And lookee here, it's by the French! A CNET article notes that both Sony and Apple have been slapped with a lawsuit by a French consumer watchdog group because each company sells its digital music downloads in a format that works only on its own portable players, which the association claims is "limiting consumer choice." Sound familiar? That's because Apple, at least, has been down this road before, and more than once; the same goofy claim was recently made by a California nutjob who complained that the iTunes Music Store "forced him to buy an iPod," and Virgin Mega (again, in France) also sued Apple for "wrongfully refusing to license FairPlay." This time around, UFC-Que Choisir wants both Apple and Sony to cough up €30,000 in fines and let other portables play their songs.

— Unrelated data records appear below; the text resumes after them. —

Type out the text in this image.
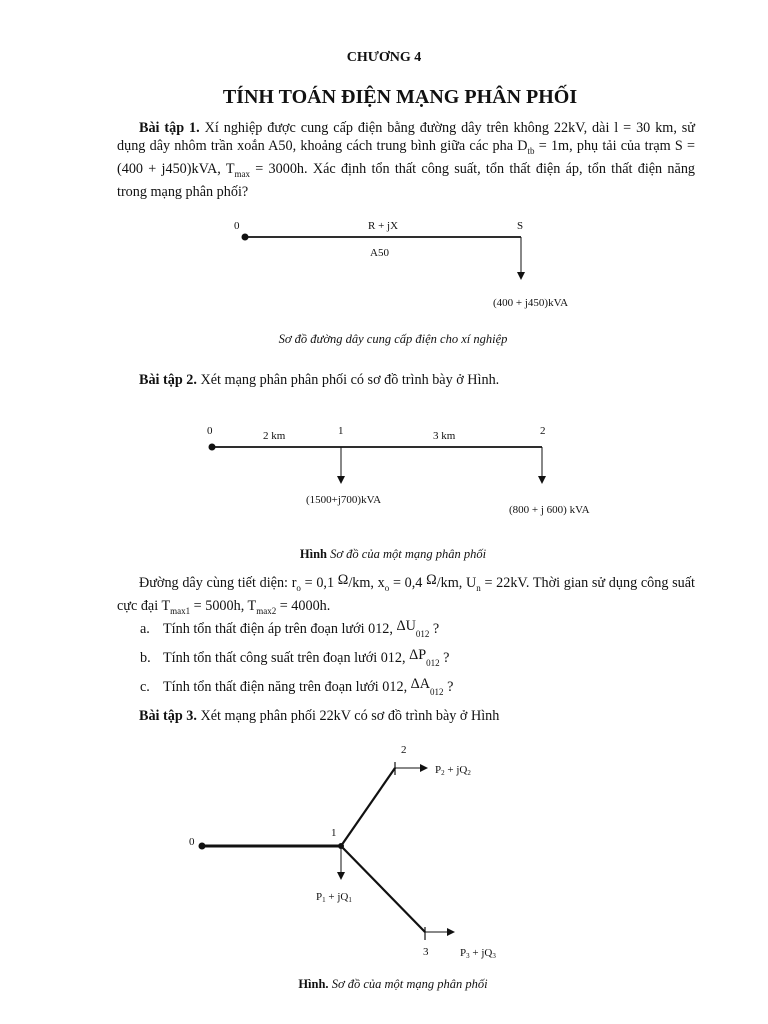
CHƯƠNG 4
TÍNH TOÁN ĐIỆN MẠNG PHÂN PHỐI
Bài tập 1. Xí nghiệp được cung cấp điện bằng đường dây trên không 22kV, dài l = 30 km, sử dụng dây nhôm trần xoắn A50, khoảng cách trung bình giữa các pha $D_{tb} = 1m$, phụ tải của trạm S = (400 + j450)kVA, $T_{max} = 3000h$. Xác định tổn thất công suất, tổn thất điện áp, tổn thất điện năng trong mạng phân phối?
0	S
R + jX
A50
(400 + j450)kVA
0	1	2
2 km	3 km
(1500+j700)kVA
(800 + j 600) kVA
0
1
2
3
P2 + jQ2
P3 + jQ3
P1 + jQ1
Sơ đồ đường dây cung cấp điện cho xí nghiệp
Bài tập 2. Xét mạng phân phân phối có sơ đồ trình bày ở Hình.
Hình Sơ đồ của một mạng phân phối
Đường dây cùng tiết diện: $r_o = 0,1$ Ω/km, $x_o = 0,4$ Ω/km, $U_n = 22kV$. Thời gian sử dụng công suất cực đại $T_{max1} = 5000h$, $T_{max2} = 4000h$.
a. Tính tổn thất điện áp trên đoạn lưới 012, $\Delta U_{012}$ ?
b. Tính tổn thất công suất trên đoạn lưới 012, $\Delta P_{012}$ ?
c. Tính tổn thất điện năng trên đoạn lưới 012, $\Delta A_{012}$ ?
Bài tập 3. Xét mạng phân phối 22kV có sơ đồ trình bày ở Hình
Hình. Sơ đồ của một mạng phân phối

But, of course, the whole "limiting consumer choice" argument is more or less bull hockey, since Apple's usage terms clearly state that a song download is playable on an unlimited number of iPods, not other players. If a given consumer is deranged enough to want to buy a non-iPod player, there's nothing stopping him from getting one and then going to one of the myriad Windows Media-based stores out there and loading it up with the exact same songs offered by the iTMS or Sony Connect; an article in The Register pointed out by faithful viewer John Blackburne reminds us all that a French court already dismissed Virgin Mega's case for that very reason. In fact, Sony getting sued over this is especially ludicrous, since its store is perhaps the best proof available that consumer choice is alive and kicking: its Sony Connect service, which sells ATRAC3 songs that only play on Sony portable devices, is getting stomped into a fine powder in the marketplace precisely because consumers have chosen not to buy either its lackluster, high-priced players or the ATRAC3 songs that'll play on them.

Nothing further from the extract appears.